Christian Hadinata dan Ade Chandra tampil sebagai pasangan ganda putra Indonesia yang mengawali dominasi gelar juara tersebut. Meski begitu, keduanya justru bukan yng berkontribusi paling banyak dalam urusan raihan gelar. Justru pasangan Tjun Tjun dan Johan Wahjudi yang berhasil mengoleksi total enam gelar juara yang sekaligus menegaskan keduanya menjadi peraih gelar terbanyak.

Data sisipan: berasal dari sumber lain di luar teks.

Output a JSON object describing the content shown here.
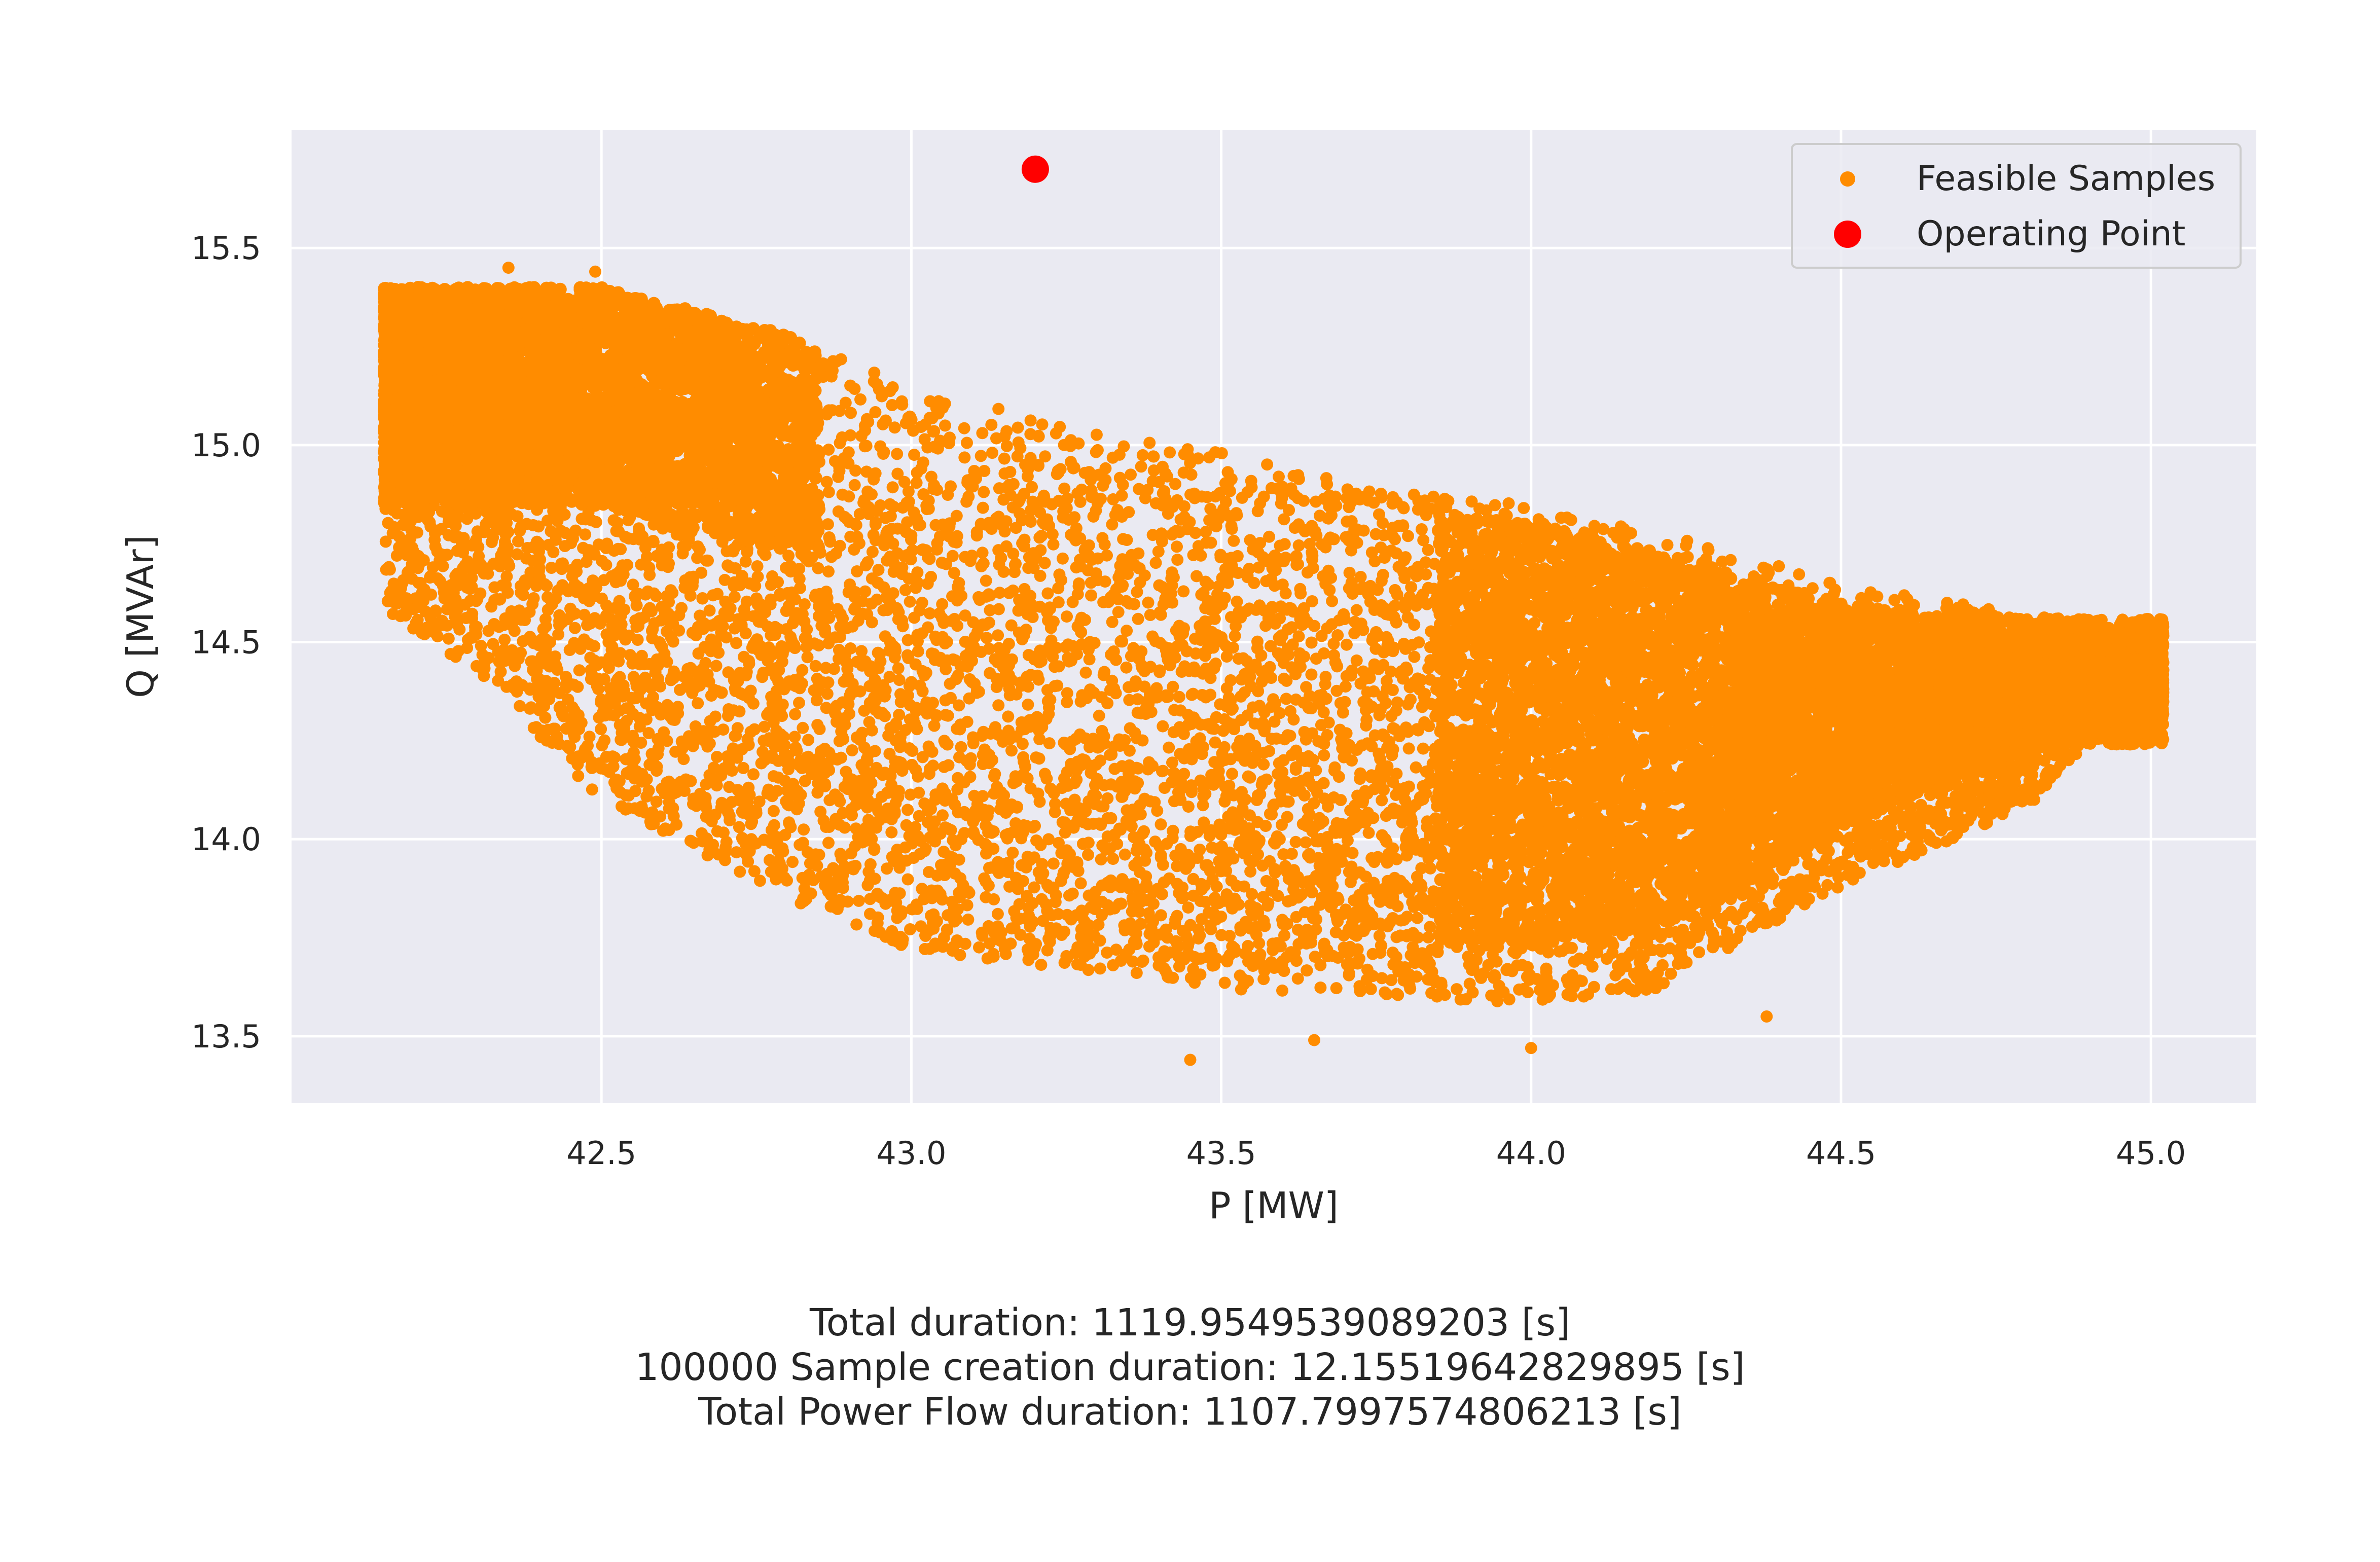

Sementara itu, meski sudah berhasil mengangkat trofi untuk pertama kali pada 1968, pebulutangkis putri Indonesia terhitung jarang menjadi juara All England. Setelah Minarni-Retno, Indonesia harus menunggu 11 tahun sebelum Verawaty dan Imelda Wiguna meraih gelar juara pada 1979. Di tahun tersebut, Imelda Wiguna menjadi juara di dua nomor sekaligus, yakni ganda putri dan ganda campuran.

Gelar ganda campuran yang diraih Imelda bersama Christian Hadinata itu pun menjadi yang pertama bagi Indonesia. Lalu, setelah menunggu cukup lama, Indonesia akhirnya baru bisa memiliki sang juara di nomor tunggal putri lewat kontribusi Susy Susanti. Pebulu tangkis yang juga peraih medali emas Olimpiade itu berhasil menjadi juara sebanyak empat kali dalam kurun waktu 1990-1994.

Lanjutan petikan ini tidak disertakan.